[Haskell-cafe] forall & ST monad

[Jonathan Cast]

On Wed, 2009-02-25 at 10:18 -0800, Kim-Ee Yeoh wrote:
> 
> Heinrich Apfelmus wrote:
> > 
> > Now,
> > 
> >    (forall a. T[a]) -> S
> > 
> > is clearly true while
> > 
> >    exists a. (T[a] -> S)
> > 
> > should be nonsense: having one example of a marble that is either red or
> > blue does in no way imply that all of them are, at least constructively.
> >  (It is true classically, but I forgot the name of the corresponding
> > theorem.)
> > 
> 
> For the record, allow me to redress my earlier erroneous 
> assertion by furnishing the proof for the classical case:
> 
> (forall a. T(a)) -> S
> = not (forall a. T(a)) or S, by defn of implication

[For the record: this is the first point at which you confine yourself
to classical logic.]

> = not $ (forall a. T(a)) and (not S), by de Morgan's
> = not $ forall a. T(a) and (not S), product rule???
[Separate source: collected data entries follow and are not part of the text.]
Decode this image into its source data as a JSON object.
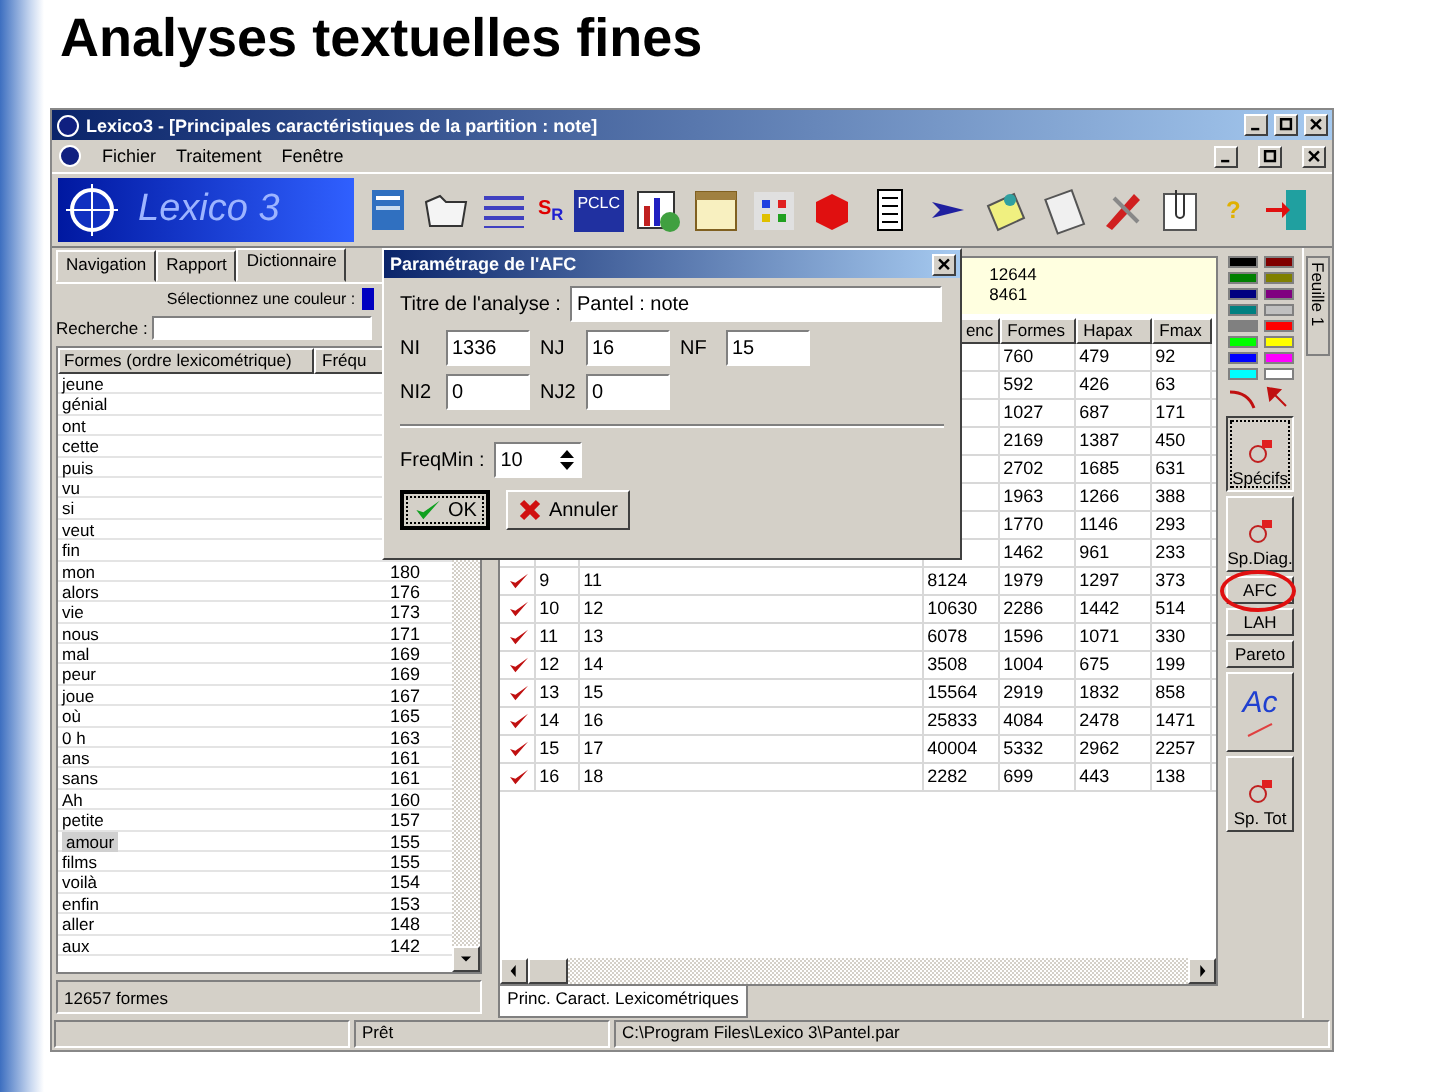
{
  "slide": {
    "title": "Analyses textuelles fines"
  },
  "window": {
    "title": "Lexico3 - [Principales caractéristiques de la partition : note]"
  },
  "menu": [
    "Fichier",
    "Traitement",
    "Fenêtre"
  ],
  "toolbar": {
    "logo": "Lexico 3",
    "sr_button": "S$_{R}$",
    "pclc_button": "PCLC",
    "help_button": "?"
  },
  "left_panel": {
    "tabs": [
      {
        "label": "Navigation",
        "selected": false
      },
      {
        "label": "Rapport",
        "selected": false
      },
      {
        "label": "Dictionnaire",
        "selected": true
      }
    ],
    "color_label": "Sélectionnez une couleur :",
    "color_swatch": {
      "color": "#0000c0"
    },
    "search_label": "Recherche :",
    "columns": [
      "Formes (ordre lexicométrique)",
      "Fréqu"
    ],
    "rows": [
      {
        "form": "jeune",
        "selected": false
      },
      {
        "form": "génial",
        "selected": false
      },
      {
        "form": "ont",
        "selected": false
      },
      {
        "form": "cette",
        "selected": false
      },
      {
        "form": "puis",
        "selected": false
      },
      {
        "form": "vu",
        "selected": false
      },
      {
        "form": "si",
        "selected": false
      },
      {
        "form": "veut",
        "selected": false
      },
      {
        "form": "fin",
        "selected": false
      },
      {
        "form": "mon",
        "freq": "180",
        "selected": false
      },
      {
        "form": "alors",
        "freq": "176",
        "selected": false
      },
      {
        "form": "vie",
        "freq": "173",
        "selected": false
      },
      {
        "form": "nous",
        "freq": "171",
        "selected": false
      },
      {
        "form": "mal",
        "freq": "169",
        "selected": false
      },
      {
        "form": "peur",
        "freq": "169",
        "selected": false
      },
      {
        "form": "joue",
        "freq": "167",
        "selected": false
      },
      {
        "form": "où",
        "freq": "165",
        "selected": false
      },
      {
        "form": "0 h",
        "freq": "163",
        "selected": false
      },
      {
        "form": "ans",
        "freq": "161",
        "selected": false
      },
      {
        "form": "sans",
        "freq": "161",
        "selected": false
      },
      {
        "form": "Ah",
        "freq": "160",
        "selected": false
      },
      {
        "form": "petite",
        "freq": "157",
        "selected": false
      },
      {
        "form": "amour",
        "freq": "155",
        "selected": true
      },
      {
        "form": "films",
        "freq": "155",
        "selected": false
      },
      {
        "form": "voilà",
        "freq": "154",
        "selected": false
      },
      {
        "form": "enfin",
        "freq": "153",
        "selected": false
      },
      {
        "form": "aller",
        "freq": "148",
        "selected": false
      },
      {
        "form": "aux",
        "freq": "142",
        "selected": false
      }
    ],
    "footer": "12657 formes"
  },
  "summary": [
    "12644",
    "8461"
  ],
  "table": {
    "columns": [
      "enc",
      "Formes",
      "Hapax",
      "Fmax"
    ],
    "rows": [
      {
        "formes": "760",
        "hapax": "479",
        "fmax": "92"
      },
      {
        "formes": "592",
        "hapax": "426",
        "fmax": "63"
      },
      {
        "formes": "1027",
        "hapax": "687",
        "fmax": "171"
      },
      {
        "formes": "2169",
        "hapax": "1387",
        "fmax": "450"
      },
      {
        "formes": "2702",
        "hapax": "1685",
        "fmax": "631"
      },
      {
        "formes": "1963",
        "hapax": "1266",
        "fmax": "388"
      },
      {
        "formes": "1770",
        "hapax": "1146",
        "fmax": "293"
      },
      {
        "formes": "1462",
        "hapax": "961",
        "fmax": "233"
      },
      {
        "checked": true,
        "num": "9",
        "part": "11",
        "occ": "8124",
        "formes": "1979",
        "hapax": "1297",
        "fmax": "373"
      },
      {
        "checked": true,
        "num": "10",
        "part": "12",
        "occ": "10630",
        "formes": "2286",
        "hapax": "1442",
        "fmax": "514"
      },
      {
        "checked": true,
        "num": "11",
        "part": "13",
        "occ": "6078",
        "formes": "1596",
        "hapax": "1071",
        "fmax": "330"
      },
      {
        "checked": true,
        "num": "12",
        "part": "14",
        "occ": "3508",
        "formes": "1004",
        "hapax": "675",
        "fmax": "199"
      },
      {
        "checked": true,
        "num": "13",
        "part": "15",
        "occ": "15564",
        "formes": "2919",
        "hapax": "1832",
        "fmax": "858"
      },
      {
        "checked": true,
        "num": "14",
        "part": "16",
        "occ": "25833",
        "formes": "4084",
        "hapax": "2478",
        "fmax": "1471"
      },
      {
        "checked": true,
        "num": "15",
        "part": "17",
        "occ": "40004",
        "formes": "5332",
        "hapax": "2962",
        "fmax": "2257"
      },
      {
        "checked": true,
        "num": "16",
        "part": "18",
        "occ": "2282",
        "formes": "699",
        "hapax": "443",
        "fmax": "138"
      }
    ]
  },
  "bottom_tab": "Princ. Caract. Lexicométriques",
  "palette": [
    {
      "color": "#000000"
    },
    {
      "color": "#800000"
    },
    {
      "color": "#008000"
    },
    {
      "color": "#808000"
    },
    {
      "color": "#000080"
    },
    {
      "color": "#800080"
    },
    {
      "color": "#008080"
    },
    {
      "color": "#c0c0c0"
    },
    {
      "color": "#808080"
    },
    {
      "color": "#ff0000"
    },
    {
      "color": "#00ff00"
    },
    {
      "color": "#ffff00"
    },
    {
      "color": "#0000ff"
    },
    {
      "color": "#ff00ff"
    },
    {
      "color": "#00ffff"
    },
    {
      "color": "#ffffff"
    }
  ],
  "tools": [
    {
      "kind": "icon_label",
      "label": "Spécifs",
      "selected": true
    },
    {
      "kind": "icon_label",
      "label": "Sp.Diag.",
      "selected": false
    },
    {
      "kind": "label",
      "label": "AFC",
      "selected": false
    },
    {
      "kind": "label",
      "label": "LAH",
      "selected": false
    },
    {
      "kind": "label",
      "label": "Pareto",
      "selected": false
    },
    {
      "kind": "glyph",
      "label": "Ac",
      "selected": false
    },
    {
      "kind": "icon_label",
      "label": "Sp. Tot",
      "selected": false
    }
  ],
  "side_tab": "Feuille 1",
  "status": [
    "Prêt",
    "C:\\Program Files\\Lexico 3\\Pantel.par"
  ],
  "dialog": {
    "title": "Paramétrage de l'AFC",
    "name_label": "Titre de l'analyse :",
    "name_value": "Pantel : note",
    "fields": [
      [
        {
          "label": "NI",
          "value": "1336"
        },
        {
          "label": "NJ",
          "value": "16"
        },
        {
          "label": "NF",
          "value": "15"
        }
      ],
      [
        {
          "label": "NI2",
          "value": "0"
        },
        {
          "label": "NJ2",
          "value": "0"
        }
      ]
    ],
    "freq_label": "FreqMin :",
    "freq_value": "10",
    "buttons": [
      {
        "kind": "ok",
        "label": "OK",
        "focused": true
      },
      {
        "kind": "cancel",
        "label": "Annuler",
        "focused": false
      }
    ]
  }
}
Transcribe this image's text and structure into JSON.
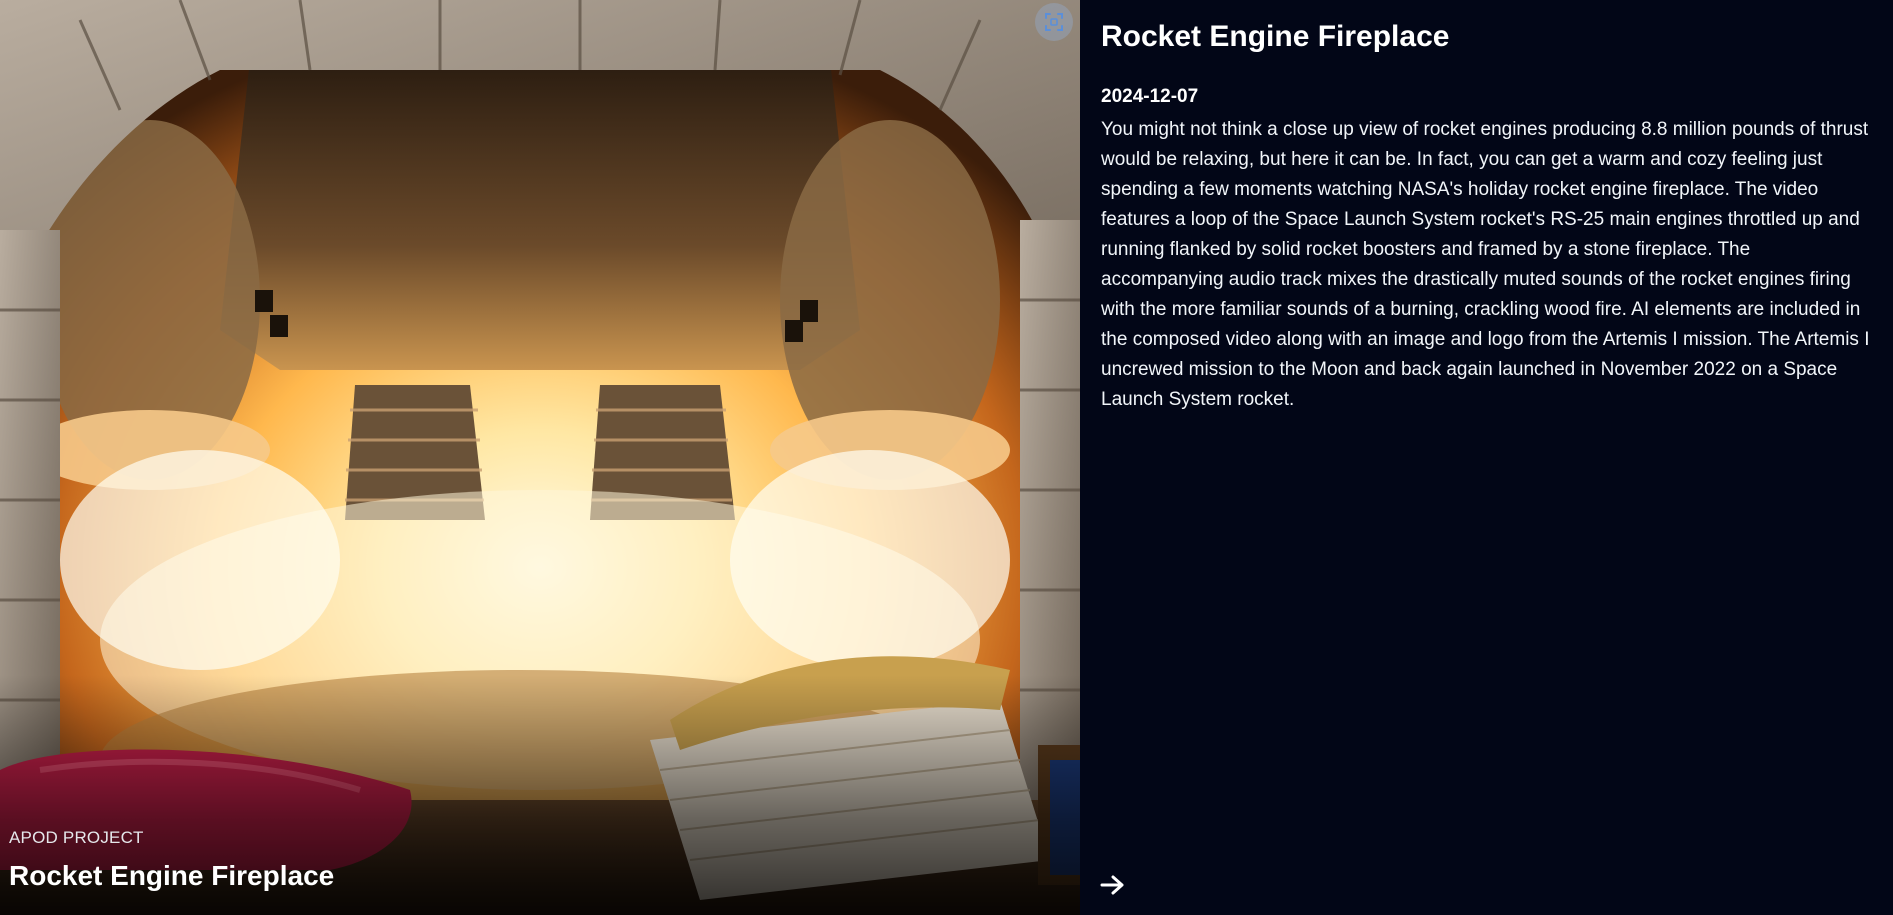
{
  "hero": {
    "kicker": "APOD PROJECT",
    "title": "Rocket Engine Fireplace",
    "expand_icon": "expand-icon"
  },
  "article": {
    "title": "Rocket Engine Fireplace",
    "date": "2024-12-07",
    "description": "You might not think a close up view of rocket engines producing 8.8 million pounds of thrust would be relaxing, but here it can be. In fact, you can get a warm and cozy feeling just spending a few moments watching NASA's holiday rocket engine fireplace. The video features a loop of the Space Launch System rocket's RS-25 main engines throttled up and running flanked by solid rocket boosters and framed by a stone fireplace. The accompanying audio track mixes the drastically muted sounds of the rocket engines firing with the more familiar sounds of a burning, crackling wood fire. AI elements are included in the composed video along with an image and logo from the Artemis I mission. The Artemis I uncrewed mission to the Moon and back again launched in November 2022 on a Space Launch System rocket."
  },
  "nav": {
    "next_icon": "arrow-right-icon"
  },
  "colors": {
    "background": "#020617",
    "text": "#f1f5f9",
    "flame": "#ffcf6a",
    "stone": "#9a8a7a"
  }
}
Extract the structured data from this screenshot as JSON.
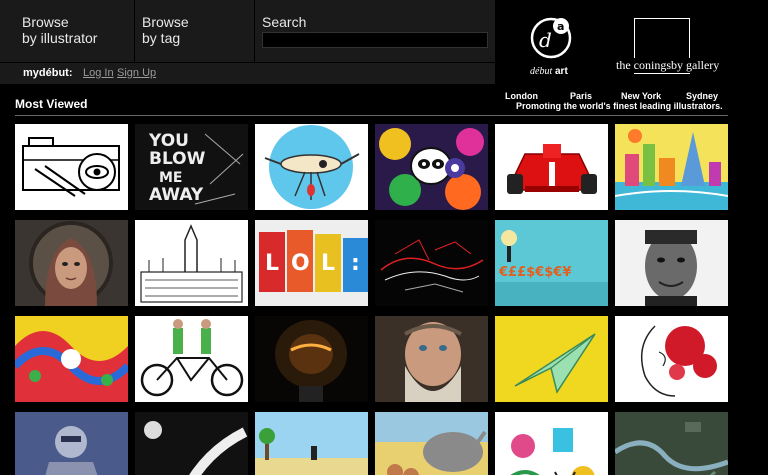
{
  "nav": {
    "browse_illustrator": {
      "line1": "Browse",
      "line2": "by illustrator"
    },
    "browse_tag": {
      "line1": "Browse",
      "line2": "by tag"
    },
    "search_label": "Search",
    "search_value": ""
  },
  "account": {
    "brand": "mydébut:",
    "login": "Log In",
    "signup": "Sign Up"
  },
  "logos": {
    "debut_art": {
      "word1": "début",
      "word2": "art"
    },
    "gallery": "the coningsby gallery"
  },
  "cities": [
    "London",
    "Paris",
    "New York",
    "Sydney"
  ],
  "tagline": "Promoting the world's finest leading illustrators.",
  "section_title": "Most Viewed",
  "thumbnails": [
    {
      "row": 1,
      "col": 1,
      "subject": "camera-eye line drawing"
    },
    {
      "row": 1,
      "col": 2,
      "subject": "YOU BLOW ME AWAY typography"
    },
    {
      "row": 1,
      "col": 3,
      "subject": "mosquito on blue circle"
    },
    {
      "row": 1,
      "col": 4,
      "subject": "colorful panda characters"
    },
    {
      "row": 1,
      "col": 5,
      "subject": "red racing car"
    },
    {
      "row": 1,
      "col": 6,
      "subject": "colorful city skyline"
    },
    {
      "row": 2,
      "col": 1,
      "subject": "portrait of woman in hood"
    },
    {
      "row": 2,
      "col": 2,
      "subject": "parliament building drawing"
    },
    {
      "row": 2,
      "col": 3,
      "subject": "LOL blocks"
    },
    {
      "row": 2,
      "col": 4,
      "subject": "neon line swimmer"
    },
    {
      "row": 2,
      "col": 5,
      "subject": "currency symbols with figure"
    },
    {
      "row": 2,
      "col": 6,
      "subject": "black and white portrait"
    },
    {
      "row": 3,
      "col": 1,
      "subject": "decorative pattern"
    },
    {
      "row": 3,
      "col": 2,
      "subject": "tandem bicycle riders"
    },
    {
      "row": 3,
      "col": 3,
      "subject": "glowing light bulb"
    },
    {
      "row": 3,
      "col": 4,
      "subject": "bearded man painting"
    },
    {
      "row": 3,
      "col": 5,
      "subject": "paper plane on yellow"
    },
    {
      "row": 3,
      "col": 6,
      "subject": "woman with red splatter"
    },
    {
      "row": 4,
      "col": 1,
      "subject": "robot warrior"
    },
    {
      "row": 4,
      "col": 2,
      "subject": "moon and leg"
    },
    {
      "row": 4,
      "col": 3,
      "subject": "pixel beach scene"
    },
    {
      "row": 4,
      "col": 4,
      "subject": "rhino with tourists"
    },
    {
      "row": 4,
      "col": 5,
      "subject": "colorful doodles"
    },
    {
      "row": 4,
      "col": 6,
      "subject": "satellite river map"
    }
  ]
}
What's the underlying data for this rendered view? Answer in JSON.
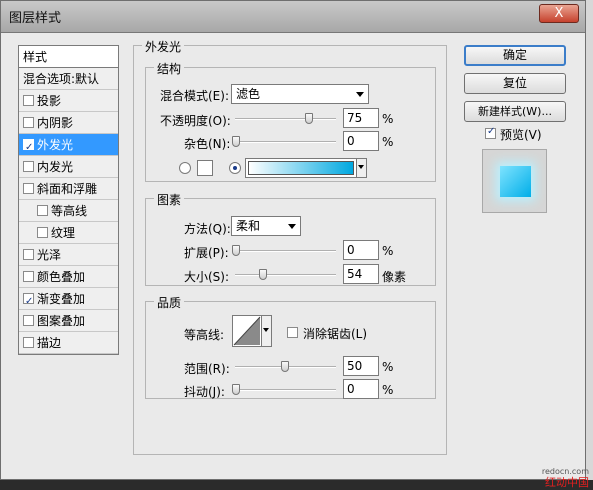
{
  "window": {
    "title": "图层样式",
    "close_label": "X"
  },
  "style_list": {
    "header": "样式",
    "blend_options": "混合选项:默认",
    "items": [
      {
        "label": "投影",
        "checked": false,
        "indent": false,
        "selected": false
      },
      {
        "label": "内阴影",
        "checked": false,
        "indent": false,
        "selected": false
      },
      {
        "label": "外发光",
        "checked": true,
        "indent": false,
        "selected": true
      },
      {
        "label": "内发光",
        "checked": false,
        "indent": false,
        "selected": false
      },
      {
        "label": "斜面和浮雕",
        "checked": false,
        "indent": false,
        "selected": false
      },
      {
        "label": "等高线",
        "checked": false,
        "indent": true,
        "selected": false
      },
      {
        "label": "纹理",
        "checked": false,
        "indent": true,
        "selected": false
      },
      {
        "label": "光泽",
        "checked": false,
        "indent": false,
        "selected": false
      },
      {
        "label": "颜色叠加",
        "checked": false,
        "indent": false,
        "selected": false
      },
      {
        "label": "渐变叠加",
        "checked": true,
        "indent": false,
        "selected": false
      },
      {
        "label": "图案叠加",
        "checked": false,
        "indent": false,
        "selected": false
      },
      {
        "label": "描边",
        "checked": false,
        "indent": false,
        "selected": false
      }
    ]
  },
  "outer_glow": {
    "title": "外发光",
    "structure": {
      "title": "结构",
      "blend_mode_label": "混合模式(E):",
      "blend_mode_value": "滤色",
      "opacity_label": "不透明度(O):",
      "opacity_value": "75",
      "opacity_unit": "%",
      "noise_label": "杂色(N):",
      "noise_value": "0",
      "noise_unit": "%",
      "color_mode": "gradient",
      "gradient_colors": [
        "#ffffff",
        "#00a8e0"
      ]
    },
    "elements": {
      "title": "图素",
      "technique_label": "方法(Q):",
      "technique_value": "柔和",
      "spread_label": "扩展(P):",
      "spread_value": "0",
      "spread_unit": "%",
      "size_label": "大小(S):",
      "size_value": "54",
      "size_unit": "像素"
    },
    "quality": {
      "title": "品质",
      "contour_label": "等高线:",
      "anti_aliased_label": "消除锯齿(L)",
      "anti_aliased_checked": false,
      "range_label": "范围(R):",
      "range_value": "50",
      "range_unit": "%",
      "jitter_label": "抖动(J):",
      "jitter_value": "0",
      "jitter_unit": "%"
    }
  },
  "buttons": {
    "ok": "确定",
    "reset": "复位",
    "new_style": "新建样式(W)...",
    "preview_label": "预览(V)",
    "preview_checked": true
  },
  "watermark": {
    "site": "redocn.com",
    "name": "红动中国"
  }
}
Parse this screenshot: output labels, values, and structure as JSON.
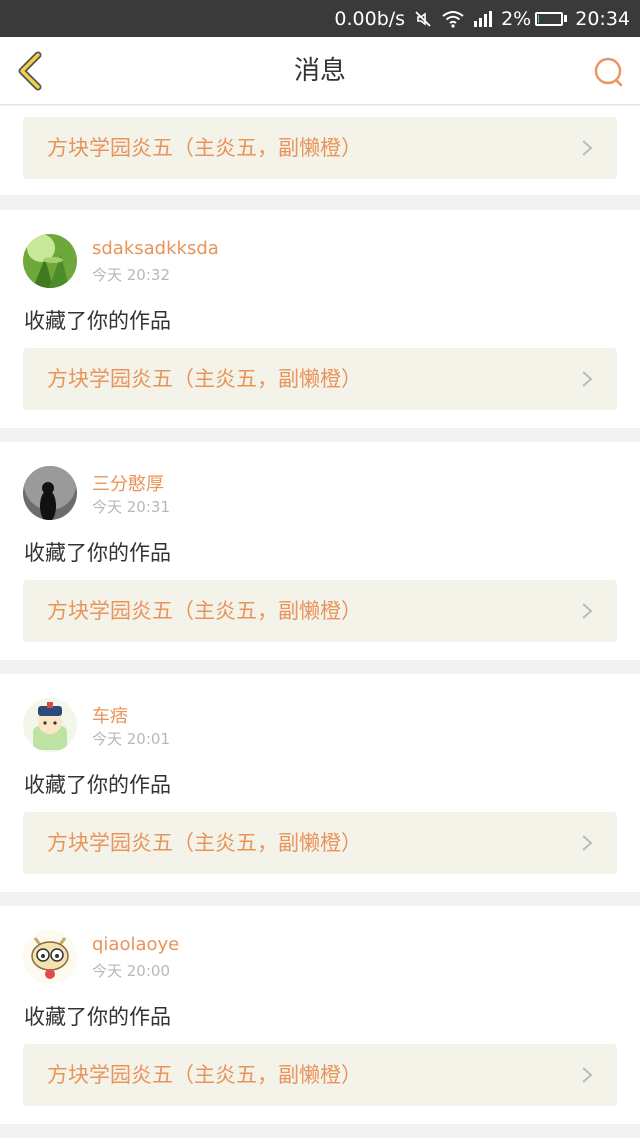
{
  "status_bar": {
    "speed": "0.00b/s",
    "battery": "2%",
    "battery_level": 0.02,
    "time": "20:34",
    "icons": [
      "mute-icon",
      "wifi-icon",
      "signal-icon",
      "battery-icon"
    ]
  },
  "nav": {
    "title": "消息",
    "back_icon": "chevron-left-icon",
    "search_icon": "search-icon",
    "accent": "#e8945a"
  },
  "colors": {
    "name": "#e8945a",
    "ref_text": "#e8945a",
    "ref_bg": "#f4f3ea",
    "time": "#b8b8b8"
  },
  "top_ref": {
    "text": "方块学园炎五（主炎五，副懒橙）"
  },
  "messages": [
    {
      "name": "sdaksadkksda",
      "time": "今天 20:32",
      "action": "收藏了你的作品",
      "ref": "方块学园炎五（主炎五，副懒橙）"
    },
    {
      "name": "三分憨厚",
      "time": "今天 20:31",
      "action": "收藏了你的作品",
      "ref": "方块学园炎五（主炎五，副懒橙）"
    },
    {
      "name": "车痞",
      "time": "今天 20:01",
      "action": "收藏了你的作品",
      "ref": "方块学园炎五（主炎五，副懒橙）"
    },
    {
      "name": "qiaolaoye",
      "time": "今天 20:00",
      "action": "收藏了你的作品",
      "ref": "方块学园炎五（主炎五，副懒橙）"
    }
  ]
}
This step depends on the domain of quantification for the variable a
being non-empty; if the domain is empty, then the RHS is vacuously true,
while the LHS is equal to (not S).

> = exists a. not (T(a)) or S, de Morgan's again
> = exists a. T(a) -> S, by defn of implication

> The only wrinkle is obviously in the logical "and"
> of (not S) distributing under the universal quantifier.

jcc